The employer branding equivalent, of course, would have a million different measures of ROI, each one questionable and therefore neurotically caveated to pre-empt whatever criticisms it might be susceptible to:
- You drove more applications eh? What was the quality like?
- Application numbers dropped? Sounds like a failure!
- It reached a bigger audience? Sounds like it wasn’t well targeted!
- It reset expectations about the company? I bet that caused a deluge of poor quality applications!
And so on...
And of course, if we bring diversity into the equation, we have another deeply ambiguous and difficult set of ROI variables to contend with.

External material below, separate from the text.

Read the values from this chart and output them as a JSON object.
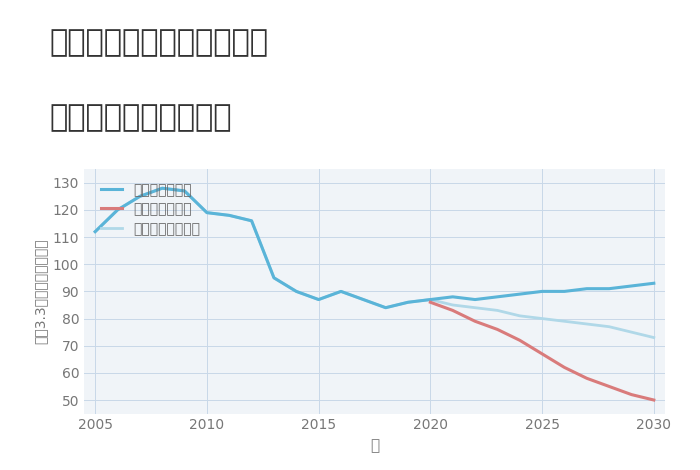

The elephant in the room, of course, is that recruitment marketing, unlike chocolate bar advertising, has to try to solve for what’s downstream, which is a minefield of selection processes that can’t handle volume, take ages and are inherently biased – so the link between even great work and recruitment performance will always be questionable.
And this elephant has tusks, because these processes are often overseen by the people who pay the marketing bill.
pymetrics provides an alternative. By using validated gamified neuroscience and the very latest in machine learning technology, we allow employers to process high volumes of applications quickly, with better predictive accuracy than anything that has gone before, and we systematically remove bias too. Our clients have seen massive improvements in diversity, time-to-hire, quality of hire and cost savings. Look us up.
The upshot? Maybe we can help everyone make the ROI case for recruitment marketing a bit more straightforward.
To put it another way, imagine a world where the marketers amongst us didn't need to worry about the equivalent of selling too many chocolate bars, or making sure that only the right people were buying them.
Haven't you been waiting for that moment all your life?